Rechten en plichten uit arbeidsovereenkomst overgegaan
De rechten en verplichtingen uit de arbeidsovereenkomst van de werknemer op de werkgever zijn overgegaan per 1 augustus 2024. Op dat moment is namelijk de onderneming (de pizzeria) overgegaan op de werkgever. Van deze wettelijke bepaling kan een werkgever niet afwijken.
Anders dan de werkgever denkt, kan hij op basis van deze bepaling dus niet tegen de werknemer zeggen dat hij geen rechten meer heeft uit de arbeidsovereenkomst die de werknemer met de vorige eigenaar van pizzeria 2 heeft gesloten. Die afspraak geldt alleen tussen de werkgever en degene die de pizzeria aan hem heeft verkocht. De werkgever moet dus de verkoper aanspreken als die hem iets heeft gegarandeerd wat hij niet heeft kunnen en mogen leveren.
Ontslag op staande voet
Op 23 december 2024 heeft de werknemer ontslag op staande voet genomen, omdat hij vanaf september 2024 geen loon meer heeft ontvangen van de werkgever. De werkgever heeft ook erkend dat hij het loon niet aan de werknemer heeft voldaan.
Het niet (tijdig) betalen van loon is één van de in de wet genoemde redenen voor een werknemer om ontslag op staande voet te nemen (artikel 7:679 lid 2 sub c BW). De werknemer heeft dus op terechte gronden ontslag op staande voet genomen. Dat de werkgever het loon niet kon betalen vanwege financiële problemen maakt niet dat van een dringende reden voor ontslag op staande voet geen sprake (meer) is.
Dringende reden
Ook het standpunt van de werkgever dat de werknemer zijn loon had ontvangen als hij akkoord was gegaan met wekelijkse deelbetalingen, maakt niet dat van een dringende reden geen sprake (meer) is. De werknemer was niet verplicht om akkoord te gaan met wekelijkse deelbetalingen en de werkgever heeft ervoor gekozen om dan helemaal niets aan de werknemer te betalen. De gevolgen daarvan komen voor zijn rekening.
Achterstallig loon
Omdat de werkgever niet het volledig loon heeft betaald aan de werknemer moet hij aan de werknemer het achterstallig loon betalen. Partijen discussiëren over de omvang van de loonvordering, omdat de werknemer aanspraak maakt op een uurloon van € 15, de werknemer in november 2024 voorafgaand aan zijn ziekmelding een week afwezig is geweest en er een aantal contante betalingen zijn gedaan.
Uurloon van € 15
Tussen partijen staat vast dat er na de overgang van onderneming tussen de werknemer en de werkgever een gesprek heeft plaatsgevonden over het verhogen van het uurloon van de werknemer tot € 15. Partijen zijn het erover eens dat de werknemer in dit gesprek heeft gezegd dat hij alleen voor dat uurloon bij de werkgever wilde blijven werken.
Geen voorbehoud
De werkgever voert aan dat hij tijdens dit gesprek niet heeft ingestemd met een uurloon van € 15, omdat eerst de financiële haalbaarheid getoetst moest worden. Hij meent daarom dat er geen uurloon van € 15 is afgesproken. De kantonrechter volgt dat standpunt niet, omdat het bestaan van dit voorbehoud is betwist door de werknemer en het ook nergens uit blijkt. Het voorbehoud is daarom niet komen vast te staan.

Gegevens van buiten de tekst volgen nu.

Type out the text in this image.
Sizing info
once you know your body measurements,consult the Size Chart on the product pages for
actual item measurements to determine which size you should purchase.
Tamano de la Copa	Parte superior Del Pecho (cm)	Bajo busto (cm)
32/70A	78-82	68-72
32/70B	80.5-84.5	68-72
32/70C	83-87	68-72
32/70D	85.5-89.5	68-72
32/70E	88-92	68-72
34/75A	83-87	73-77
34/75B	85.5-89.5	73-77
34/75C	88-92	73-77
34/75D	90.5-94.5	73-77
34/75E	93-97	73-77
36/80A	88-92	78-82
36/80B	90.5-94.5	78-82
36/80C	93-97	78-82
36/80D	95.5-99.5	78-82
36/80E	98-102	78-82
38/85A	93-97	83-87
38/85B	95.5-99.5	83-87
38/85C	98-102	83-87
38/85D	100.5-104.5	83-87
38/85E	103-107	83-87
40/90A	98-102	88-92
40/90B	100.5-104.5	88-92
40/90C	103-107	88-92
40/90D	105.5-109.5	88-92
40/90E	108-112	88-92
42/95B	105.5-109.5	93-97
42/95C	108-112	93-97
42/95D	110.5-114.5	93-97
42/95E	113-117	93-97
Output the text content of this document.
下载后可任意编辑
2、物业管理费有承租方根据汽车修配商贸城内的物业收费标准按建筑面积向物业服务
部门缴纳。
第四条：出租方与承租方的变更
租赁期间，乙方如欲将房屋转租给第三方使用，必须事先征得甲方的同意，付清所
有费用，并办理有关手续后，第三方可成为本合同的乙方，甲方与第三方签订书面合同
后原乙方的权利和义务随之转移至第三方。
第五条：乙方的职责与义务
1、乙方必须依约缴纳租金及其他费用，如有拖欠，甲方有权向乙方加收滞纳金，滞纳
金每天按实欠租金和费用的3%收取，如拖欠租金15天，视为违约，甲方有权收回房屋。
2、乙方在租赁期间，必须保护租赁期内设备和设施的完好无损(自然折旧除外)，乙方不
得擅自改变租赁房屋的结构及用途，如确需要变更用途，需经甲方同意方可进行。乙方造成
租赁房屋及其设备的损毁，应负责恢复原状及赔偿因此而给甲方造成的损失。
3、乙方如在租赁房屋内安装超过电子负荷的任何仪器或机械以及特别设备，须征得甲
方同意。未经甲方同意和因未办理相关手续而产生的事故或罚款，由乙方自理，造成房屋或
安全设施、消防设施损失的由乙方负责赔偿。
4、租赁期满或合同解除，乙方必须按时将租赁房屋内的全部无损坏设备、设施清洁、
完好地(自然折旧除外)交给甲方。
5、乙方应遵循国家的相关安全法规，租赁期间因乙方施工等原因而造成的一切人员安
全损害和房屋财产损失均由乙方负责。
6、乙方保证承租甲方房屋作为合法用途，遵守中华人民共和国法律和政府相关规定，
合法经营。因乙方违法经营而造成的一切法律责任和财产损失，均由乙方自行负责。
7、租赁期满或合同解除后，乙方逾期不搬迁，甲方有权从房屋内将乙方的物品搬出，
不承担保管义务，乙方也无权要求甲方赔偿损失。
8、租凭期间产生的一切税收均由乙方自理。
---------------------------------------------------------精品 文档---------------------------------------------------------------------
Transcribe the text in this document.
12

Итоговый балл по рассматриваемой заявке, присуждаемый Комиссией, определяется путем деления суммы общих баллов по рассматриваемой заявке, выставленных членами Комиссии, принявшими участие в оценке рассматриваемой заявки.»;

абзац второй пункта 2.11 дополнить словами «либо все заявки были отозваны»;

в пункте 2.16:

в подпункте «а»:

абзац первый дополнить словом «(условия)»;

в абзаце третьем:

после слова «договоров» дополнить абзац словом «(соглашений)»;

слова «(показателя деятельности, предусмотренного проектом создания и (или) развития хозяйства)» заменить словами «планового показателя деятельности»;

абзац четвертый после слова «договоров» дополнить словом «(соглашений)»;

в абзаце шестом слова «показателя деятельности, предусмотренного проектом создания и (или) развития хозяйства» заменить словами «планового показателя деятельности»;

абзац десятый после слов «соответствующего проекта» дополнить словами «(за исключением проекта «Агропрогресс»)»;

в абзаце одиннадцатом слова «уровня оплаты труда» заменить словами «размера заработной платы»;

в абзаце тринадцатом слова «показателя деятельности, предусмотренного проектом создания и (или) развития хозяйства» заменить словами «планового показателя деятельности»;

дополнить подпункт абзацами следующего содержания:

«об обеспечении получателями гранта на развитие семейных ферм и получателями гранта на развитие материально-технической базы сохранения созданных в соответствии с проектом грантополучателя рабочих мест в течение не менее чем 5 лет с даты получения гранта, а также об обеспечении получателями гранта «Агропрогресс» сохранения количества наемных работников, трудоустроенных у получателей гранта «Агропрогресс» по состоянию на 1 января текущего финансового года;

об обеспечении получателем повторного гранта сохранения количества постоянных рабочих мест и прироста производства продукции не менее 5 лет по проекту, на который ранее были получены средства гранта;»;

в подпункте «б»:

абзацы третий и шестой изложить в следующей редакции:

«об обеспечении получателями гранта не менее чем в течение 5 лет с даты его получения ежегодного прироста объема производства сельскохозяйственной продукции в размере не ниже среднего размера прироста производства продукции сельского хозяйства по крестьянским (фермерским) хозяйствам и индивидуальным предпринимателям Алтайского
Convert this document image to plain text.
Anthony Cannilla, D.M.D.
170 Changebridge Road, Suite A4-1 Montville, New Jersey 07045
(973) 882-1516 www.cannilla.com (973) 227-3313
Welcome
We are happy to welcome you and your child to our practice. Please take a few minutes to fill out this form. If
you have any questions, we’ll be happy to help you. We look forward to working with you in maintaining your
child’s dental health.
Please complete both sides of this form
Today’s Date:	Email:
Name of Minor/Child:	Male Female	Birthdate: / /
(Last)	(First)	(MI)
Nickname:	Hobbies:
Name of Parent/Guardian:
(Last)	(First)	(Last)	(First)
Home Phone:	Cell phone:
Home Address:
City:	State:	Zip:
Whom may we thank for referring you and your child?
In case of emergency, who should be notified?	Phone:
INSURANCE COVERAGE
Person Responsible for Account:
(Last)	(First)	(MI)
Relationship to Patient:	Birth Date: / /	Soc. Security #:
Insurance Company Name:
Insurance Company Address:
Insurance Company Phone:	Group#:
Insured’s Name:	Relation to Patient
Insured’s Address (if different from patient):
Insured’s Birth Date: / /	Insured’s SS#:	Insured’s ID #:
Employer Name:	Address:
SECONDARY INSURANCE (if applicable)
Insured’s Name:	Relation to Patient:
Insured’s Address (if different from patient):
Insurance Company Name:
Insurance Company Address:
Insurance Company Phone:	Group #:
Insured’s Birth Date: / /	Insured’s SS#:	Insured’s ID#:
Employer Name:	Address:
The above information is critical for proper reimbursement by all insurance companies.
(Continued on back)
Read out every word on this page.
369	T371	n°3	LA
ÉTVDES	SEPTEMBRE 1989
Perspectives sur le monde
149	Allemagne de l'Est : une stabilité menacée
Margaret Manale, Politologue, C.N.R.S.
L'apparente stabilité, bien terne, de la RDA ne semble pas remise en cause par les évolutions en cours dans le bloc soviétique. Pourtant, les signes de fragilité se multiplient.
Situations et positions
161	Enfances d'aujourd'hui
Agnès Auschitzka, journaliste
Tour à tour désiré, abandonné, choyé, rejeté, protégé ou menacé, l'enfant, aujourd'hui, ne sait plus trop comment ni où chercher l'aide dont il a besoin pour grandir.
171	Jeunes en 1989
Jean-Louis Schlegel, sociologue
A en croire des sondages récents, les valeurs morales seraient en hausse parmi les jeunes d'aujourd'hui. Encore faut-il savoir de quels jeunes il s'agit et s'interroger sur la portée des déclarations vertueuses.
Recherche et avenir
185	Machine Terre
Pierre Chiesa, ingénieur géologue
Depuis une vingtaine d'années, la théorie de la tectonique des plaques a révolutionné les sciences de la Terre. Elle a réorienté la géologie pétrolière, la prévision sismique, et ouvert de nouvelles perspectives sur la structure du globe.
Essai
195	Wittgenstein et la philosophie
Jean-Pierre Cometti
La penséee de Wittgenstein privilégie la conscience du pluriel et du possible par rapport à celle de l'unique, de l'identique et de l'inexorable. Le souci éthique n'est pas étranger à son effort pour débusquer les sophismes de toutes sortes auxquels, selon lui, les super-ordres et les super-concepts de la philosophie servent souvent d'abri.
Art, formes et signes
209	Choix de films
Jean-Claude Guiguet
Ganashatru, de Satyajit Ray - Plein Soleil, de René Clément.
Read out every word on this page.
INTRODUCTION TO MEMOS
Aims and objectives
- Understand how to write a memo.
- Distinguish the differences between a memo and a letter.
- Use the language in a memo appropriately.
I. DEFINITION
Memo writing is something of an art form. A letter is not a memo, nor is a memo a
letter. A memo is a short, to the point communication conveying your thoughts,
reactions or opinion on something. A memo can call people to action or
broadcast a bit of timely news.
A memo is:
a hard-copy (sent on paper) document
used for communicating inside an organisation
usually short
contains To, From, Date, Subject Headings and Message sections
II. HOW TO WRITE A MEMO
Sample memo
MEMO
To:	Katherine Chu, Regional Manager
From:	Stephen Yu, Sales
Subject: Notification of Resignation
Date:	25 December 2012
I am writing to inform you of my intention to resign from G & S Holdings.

De werknemer heeft na het gesprek werkzaamheden voor de werkgever verricht. De werknemer heeft die werkzaamheden verricht met als uitgangspunt de afspraak over een uurloon van € 15. Dit uurloon staat vervolgens ook vermeld in een conceptovereenkomst die de werkgever heeft opgesteld en aan de werknemer heeft toegezonden. In die omstandigheden mocht de werknemer er dan ook op vertrouwen dat de werkgever hem betaalde op basis van een uurloon van € 15. Dit betekent dat voor de loonvordering (en de verzochte vergoedingen) uit wordt gegaan van een uurloon van € 15.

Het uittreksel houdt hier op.